Background information
- Origin: New Zealand
- Genres: Boogie
- Occupations: Musician composer, songwriter
- Instrument: Piano
- Years active: 1979 - present

= Jan Preston =

New Zealand musician

Jan Preston is a pianist, composer and songwriter, known as Australasia's Queen of Boogie Piano due to her mastery of the 1930s boogie-woogie piano style. Originally classically trained, she has released over ten solo albums, often featuring her boogie-woogie piano playing.

Preston has been a member of bands, including Midge Marsden's Country Flyers, Coup D'Etat (with Harry Lyon) and, in Australia, The Tribe. She sang lead vocals on the Coup D'Etat single No Music on my Radio.

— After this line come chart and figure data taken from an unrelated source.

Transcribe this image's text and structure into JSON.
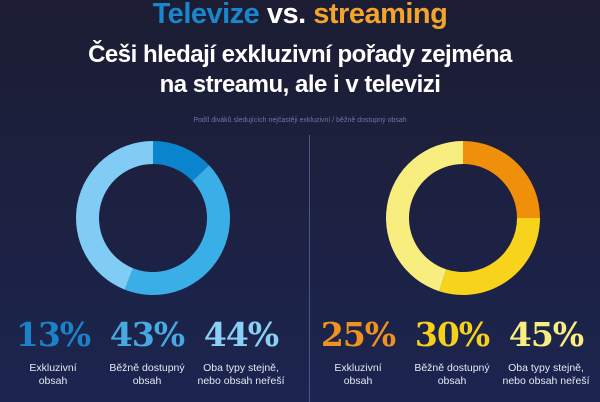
{
  "title": {
    "part1": "Televize",
    "vs": " vs. ",
    "part2": "streaming",
    "colors": {
      "part1": "#1a86cc",
      "part2": "#f2a52a"
    }
  },
  "headline": {
    "line1": "Češi hledají exkluzivní pořady zejména",
    "line2": "na streamu, ale i v televizi"
  },
  "subtitle": "Podíl diváků sledujících nejčastěji exkluzivní / běžně dostupný obsah",
  "chart_data": [
    {
      "type": "pie",
      "donut": true,
      "group": "Televize",
      "categories": [
        "Exkluzivní obsah",
        "Běžně dostupný obsah",
        "Oba typy stejně, nebo obsah neřeší"
      ],
      "values": [
        13,
        43,
        44
      ],
      "labels": [
        "13%",
        "43%",
        "44%"
      ],
      "colors": [
        "#0a84cc",
        "#3aaee6",
        "#80ccf5"
      ]
    },
    {
      "type": "pie",
      "donut": true,
      "group": "streaming",
      "categories": [
        "Exkluzivní obsah",
        "Běžně dostupný obsah",
        "Oba typy stejně, nebo obsah neřeší"
      ],
      "values": [
        25,
        30,
        45
      ],
      "labels": [
        "25%",
        "30%",
        "45%"
      ],
      "colors": [
        "#f0900a",
        "#f8d31c",
        "#f8ee80"
      ]
    }
  ],
  "stats_left": [
    {
      "pct": "13%",
      "l1": "Exkluzivní",
      "l2": "obsah",
      "color": "#1a82c8"
    },
    {
      "pct": "43%",
      "l1": "Běžně dostupný",
      "l2": "obsah",
      "color": "#47a9e2"
    },
    {
      "pct": "44%",
      "l1": "Oba typy stejně,",
      "l2": "nebo obsah neřeší",
      "color": "#8ad0f6"
    }
  ],
  "stats_right": [
    {
      "pct": "25%",
      "l1": "Exkluzivní",
      "l2": "obsah",
      "color": "#f0921e"
    },
    {
      "pct": "30%",
      "l1": "Běžně dostupný",
      "l2": "obsah",
      "color": "#f6d01a"
    },
    {
      "pct": "45%",
      "l1": "Oba typy stejně,",
      "l2": "nebo obsah neřeší",
      "color": "#f8ee80"
    }
  ]
}
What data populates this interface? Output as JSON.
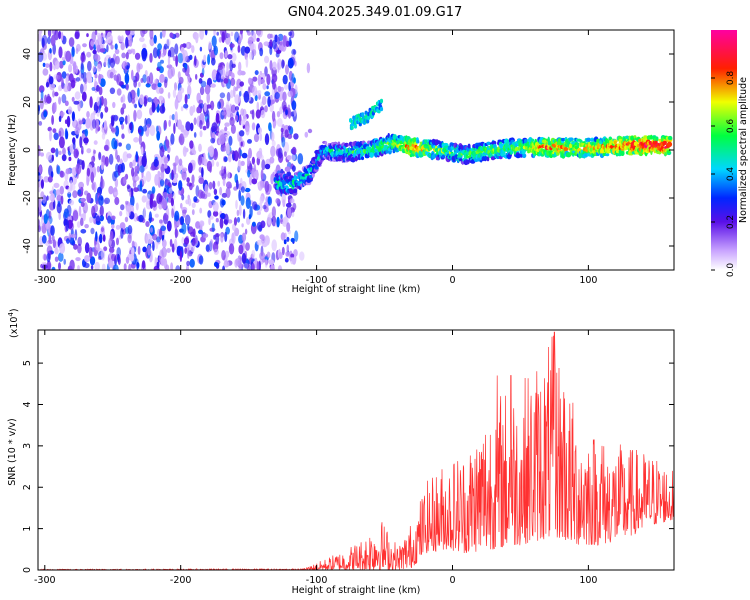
{
  "title": "GN04.2025.349.01.09.G17",
  "chart_data": [
    {
      "type": "heatmap",
      "xlabel": "Height of straight line (km)",
      "ylabel": "Frequency (Hz)",
      "xlim": [
        -305,
        163
      ],
      "ylim": [
        -50,
        50
      ],
      "x_ticks": [
        -300,
        -200,
        -100,
        0,
        100
      ],
      "x_tick_labels": [
        "-300",
        "-200",
        "-100",
        "0",
        "100"
      ],
      "y_ticks": [
        -40,
        -20,
        0,
        20,
        40
      ],
      "y_tick_labels": [
        "-40",
        "-20",
        "0",
        "20",
        "40"
      ],
      "colorbar": {
        "label": "Normalized spectral amplitude",
        "range": [
          0,
          1
        ],
        "ticks": [
          0,
          0.2,
          0.4,
          0.6,
          0.8
        ],
        "tick_labels": [
          "0.0",
          "0.2",
          "0.4",
          "0.6",
          "0.8"
        ],
        "colormap": "rainbow (white-violet-blue-cyan-green-yellow-red-magenta)"
      },
      "noise_region": {
        "x_range": [
          -305,
          -115
        ],
        "y_range": [
          -50,
          50
        ],
        "amplitude": [
          0.05,
          0.35
        ]
      },
      "signal_ridge": [
        {
          "x": -130,
          "y": -13,
          "amplitude": 0.5
        },
        {
          "x": -120,
          "y": -15,
          "amplitude": 0.5
        },
        {
          "x": -105,
          "y": -10,
          "amplitude": 0.45
        },
        {
          "x": -95,
          "y": 0,
          "amplitude": 0.45
        },
        {
          "x": -80,
          "y": -1,
          "amplitude": 0.5
        },
        {
          "x": -60,
          "y": 0,
          "amplitude": 0.55
        },
        {
          "x": -45,
          "y": 3,
          "amplitude": 0.6
        },
        {
          "x": -30,
          "y": 1,
          "amplitude": 0.8
        },
        {
          "x": -10,
          "y": 0,
          "amplitude": 0.6
        },
        {
          "x": 10,
          "y": -2,
          "amplitude": 0.55
        },
        {
          "x": 30,
          "y": 0,
          "amplitude": 0.6
        },
        {
          "x": 50,
          "y": 1,
          "amplitude": 0.6
        },
        {
          "x": 70,
          "y": 1,
          "amplitude": 0.8
        },
        {
          "x": 90,
          "y": 1,
          "amplitude": 0.7
        },
        {
          "x": 110,
          "y": 1,
          "amplitude": 0.75
        },
        {
          "x": 130,
          "y": 2,
          "amplitude": 0.85
        },
        {
          "x": 150,
          "y": 2,
          "amplitude": 0.9
        },
        {
          "x": 160,
          "y": 2,
          "amplitude": 0.9
        }
      ],
      "secondary_ridge": [
        {
          "x": -75,
          "y": 11
        },
        {
          "x": -62,
          "y": 14
        },
        {
          "x": -52,
          "y": 19
        }
      ]
    },
    {
      "type": "line",
      "xlabel": "Height of straight line (km)",
      "ylabel": "SNR (10 * v/v)",
      "scale_label": "(x10",
      "scale_exponent": "4",
      "xlim": [
        -305,
        163
      ],
      "ylim": [
        0,
        58000
      ],
      "x_ticks": [
        -300,
        -200,
        -100,
        0,
        100
      ],
      "x_tick_labels": [
        "-300",
        "-200",
        "-100",
        "0",
        "100"
      ],
      "y_ticks": [
        0,
        10000,
        20000,
        30000,
        40000,
        50000
      ],
      "y_tick_labels": [
        "0",
        "1",
        "2",
        "3",
        "4",
        "5"
      ],
      "series": [
        {
          "color": "#ff3030",
          "envelope": [
            {
              "x": -305,
              "low": 0,
              "high": 200
            },
            {
              "x": -110,
              "low": 0,
              "high": 300
            },
            {
              "x": -95,
              "low": 0,
              "high": 2500
            },
            {
              "x": -80,
              "low": 0,
              "high": 5000
            },
            {
              "x": -65,
              "low": 0,
              "high": 8000
            },
            {
              "x": -55,
              "low": 0,
              "high": 14000
            },
            {
              "x": -40,
              "low": 0,
              "high": 6000
            },
            {
              "x": -30,
              "low": 500,
              "high": 12000
            },
            {
              "x": -20,
              "low": 4000,
              "high": 21000
            },
            {
              "x": -5,
              "low": 5000,
              "high": 27000
            },
            {
              "x": 10,
              "low": 4000,
              "high": 30000
            },
            {
              "x": 30,
              "low": 5000,
              "high": 44000
            },
            {
              "x": 50,
              "low": 6000,
              "high": 46000
            },
            {
              "x": 75,
              "low": 8000,
              "high": 57500
            },
            {
              "x": 90,
              "low": 6000,
              "high": 40000
            },
            {
              "x": 110,
              "low": 6000,
              "high": 32000
            },
            {
              "x": 130,
              "low": 8000,
              "high": 30000
            },
            {
              "x": 150,
              "low": 11000,
              "high": 28000
            },
            {
              "x": 163,
              "low": 12000,
              "high": 24000
            }
          ],
          "peaks": [
            {
              "x": 33,
              "y": 47000
            },
            {
              "x": 43,
              "y": 47000
            },
            {
              "x": 75,
              "y": 57500
            },
            {
              "x": 82,
              "y": 43000
            },
            {
              "x": 110,
              "y": 30000
            }
          ]
        }
      ]
    }
  ]
}
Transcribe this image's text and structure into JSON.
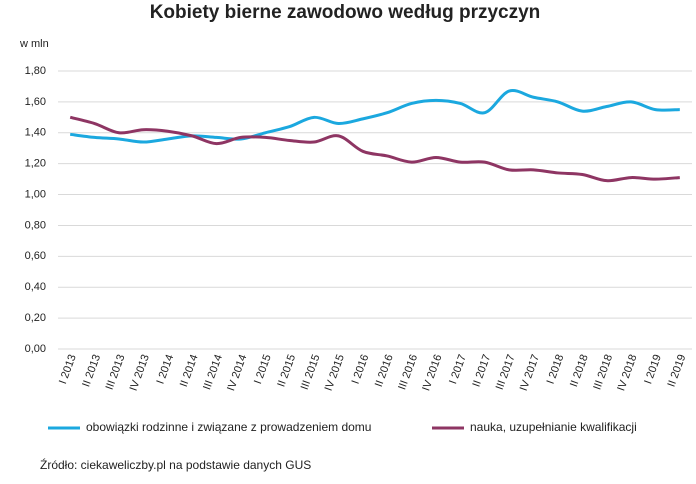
{
  "chart_data": {
    "type": "line",
    "title": "Kobiety bierne zawodowo według przyczyn",
    "y_label": "w mln",
    "source": "Źródło: ciekaweliczby.pl na podstawie danych GUS",
    "categories": [
      "I 2013",
      "II 2013",
      "III 2013",
      "IV 2013",
      "I 2014",
      "II 2014",
      "III 2014",
      "IV 2014",
      "I 2015",
      "II 2015",
      "III 2015",
      "IV 2015",
      "I 2016",
      "II 2016",
      "III 2016",
      "IV 2016",
      "I 2017",
      "II 2017",
      "III 2017",
      "IV 2017",
      "I 2018",
      "II 2018",
      "III 2018",
      "IV 2018",
      "I 2019",
      "II 2019"
    ],
    "series": [
      {
        "name": "obowiązki rodzinne i związane z prowadzeniem domu",
        "color": "#1ba8df",
        "values": [
          1.39,
          1.37,
          1.36,
          1.34,
          1.36,
          1.38,
          1.37,
          1.36,
          1.4,
          1.44,
          1.5,
          1.46,
          1.49,
          1.53,
          1.59,
          1.61,
          1.59,
          1.53,
          1.67,
          1.63,
          1.6,
          1.54,
          1.57,
          1.6,
          1.55,
          1.55
        ]
      },
      {
        "name": "nauka, uzupełnianie kwalifikacji",
        "color": "#8e3563",
        "values": [
          1.5,
          1.46,
          1.4,
          1.42,
          1.41,
          1.38,
          1.33,
          1.37,
          1.37,
          1.35,
          1.34,
          1.38,
          1.28,
          1.25,
          1.21,
          1.24,
          1.21,
          1.21,
          1.16,
          1.16,
          1.14,
          1.13,
          1.09,
          1.11,
          1.1,
          1.11
        ]
      }
    ],
    "ylim": [
      0,
      1.8
    ],
    "yticks": [
      {
        "value": 0,
        "label": "0,00"
      },
      {
        "value": 0.2,
        "label": "0,20"
      },
      {
        "value": 0.4,
        "label": "0,40"
      },
      {
        "value": 0.6,
        "label": "0,60"
      },
      {
        "value": 0.8,
        "label": "0,80"
      },
      {
        "value": 1.0,
        "label": "1,00"
      },
      {
        "value": 1.2,
        "label": "1,20"
      },
      {
        "value": 1.4,
        "label": "1,40"
      },
      {
        "value": 1.6,
        "label": "1,60"
      },
      {
        "value": 1.8,
        "label": "1,80"
      }
    ],
    "grid": true
  }
}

She worked with theatre cooperative Red Mole, alongside their backing band Red Alert. Her work was documented by Sam Neill in the film Red Mole on the Road.

Preston has composed music for films such as Illustrious Energy, Home by Christmas and My Year with Helen, as well as music for 'hundreds of documentaries'. She collaborated with her sister, filmmaker and director Gaylene Preston to compose the scores for Gaylene's films Home By Christmas and My Year with Helen.

In 1988, she received the Best Music award at the New Zealand Listener Film and Television Awards for her score for Illustrious Energy.

In 2016, Jan Preston broke both of her wrists in an accident; once healed she continued to tour Australia and New Zealand with her band Jan Preston's Boogie Circus.